Paru en 1976, « Le petit bleu de la côte ouest » est une des œuvres majeures de J P Manchette, dont on peut dire que l’adaptation cinématographique ne lui rendit pas franchement hommage ( «  trois hommes à abattre » avec Alain Delon) .

Caractéristiques de ce que l’on va appeler le néo-polar, dont l’auteur est un des pères fondateurs, les romans de JP Manchette vont marquer l’entrée du roman noir dans la critique sociétale et l’engagement politique.

C’est en s’inspirant d’un titre de presse pris à la volée, traitant du « malaise des cadres », que JP Manchette a eu l’idée d’écrire l’histoire de Gerfaut.

Un homme qui s’use à la routine d’une existence sans relief, pris d’une forme de désespoir lancinant devant l’absurdité lassante d’une vie quotidienne qui tourne en rond.

À coup de petits flash-back, Manchette reconstitue le parcours de cet homme ordinaire, qui à partir d’un fait banal va se retrouver précipité dans une dérive meurtrière.

Gerfaut tourne sur le périphérique comme il tourne en rond dans la vie. Son histoire sera aussi une grande boucle qui le ramènera à son point de départ après cette virée violente qui somme toute, lui aura permis de s’échapper et de se sentir enfin vivant. Mais ici point de happy end à l’américaine.

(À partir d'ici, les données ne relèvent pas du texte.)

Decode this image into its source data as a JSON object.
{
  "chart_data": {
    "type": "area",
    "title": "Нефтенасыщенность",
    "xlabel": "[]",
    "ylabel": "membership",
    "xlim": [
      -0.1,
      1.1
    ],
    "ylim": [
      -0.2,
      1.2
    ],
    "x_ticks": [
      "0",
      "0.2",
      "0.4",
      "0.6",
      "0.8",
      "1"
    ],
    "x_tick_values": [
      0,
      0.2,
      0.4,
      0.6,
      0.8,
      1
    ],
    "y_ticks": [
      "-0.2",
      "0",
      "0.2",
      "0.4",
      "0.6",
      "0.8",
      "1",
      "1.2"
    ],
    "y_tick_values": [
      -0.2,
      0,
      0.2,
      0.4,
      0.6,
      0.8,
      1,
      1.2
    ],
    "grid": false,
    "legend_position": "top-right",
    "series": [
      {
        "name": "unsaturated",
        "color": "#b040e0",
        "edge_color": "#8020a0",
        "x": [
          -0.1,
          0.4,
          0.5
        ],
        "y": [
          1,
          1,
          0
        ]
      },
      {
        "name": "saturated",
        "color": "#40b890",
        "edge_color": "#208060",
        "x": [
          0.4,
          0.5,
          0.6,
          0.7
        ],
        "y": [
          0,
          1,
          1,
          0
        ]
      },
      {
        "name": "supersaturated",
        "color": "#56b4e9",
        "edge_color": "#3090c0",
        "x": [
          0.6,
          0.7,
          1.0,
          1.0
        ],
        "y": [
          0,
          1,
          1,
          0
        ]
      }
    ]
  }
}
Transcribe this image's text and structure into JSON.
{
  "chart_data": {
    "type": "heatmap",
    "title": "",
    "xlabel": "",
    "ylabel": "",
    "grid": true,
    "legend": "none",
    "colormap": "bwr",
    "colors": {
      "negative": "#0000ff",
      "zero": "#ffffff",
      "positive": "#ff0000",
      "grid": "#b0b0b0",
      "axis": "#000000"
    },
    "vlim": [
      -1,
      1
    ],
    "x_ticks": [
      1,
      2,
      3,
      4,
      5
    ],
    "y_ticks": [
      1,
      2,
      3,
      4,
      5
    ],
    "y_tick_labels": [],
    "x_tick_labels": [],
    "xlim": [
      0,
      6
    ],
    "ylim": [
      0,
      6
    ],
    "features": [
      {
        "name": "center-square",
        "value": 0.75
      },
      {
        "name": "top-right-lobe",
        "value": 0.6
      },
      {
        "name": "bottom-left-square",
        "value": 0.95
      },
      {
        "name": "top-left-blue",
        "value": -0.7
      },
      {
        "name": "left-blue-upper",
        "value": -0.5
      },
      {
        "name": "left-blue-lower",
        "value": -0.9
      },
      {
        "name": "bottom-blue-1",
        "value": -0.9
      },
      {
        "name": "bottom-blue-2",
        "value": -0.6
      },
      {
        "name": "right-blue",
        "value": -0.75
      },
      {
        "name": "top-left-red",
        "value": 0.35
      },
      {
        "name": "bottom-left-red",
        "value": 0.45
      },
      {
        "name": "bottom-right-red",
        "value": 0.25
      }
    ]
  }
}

À travers ce récit on retrouve la marque de fabrique de l’écrivain et de ce nouveau courant littéraire qui émerge dans les années 70 .

Manchette aime à se détacher de son personnage, non sans une certaine ironie, à exploser son parcours.

L’auteur fixe l’attention sur l’action . Il n’accorde volontairement aucune profondeur psychologique à son personnage, le dépouille de toute introspection. Car c’est par l’action elle-même que ce dernier se traduit, et qu’affleurent parfois ses émotions, que le lecteur vigilant saura peut-être deviner.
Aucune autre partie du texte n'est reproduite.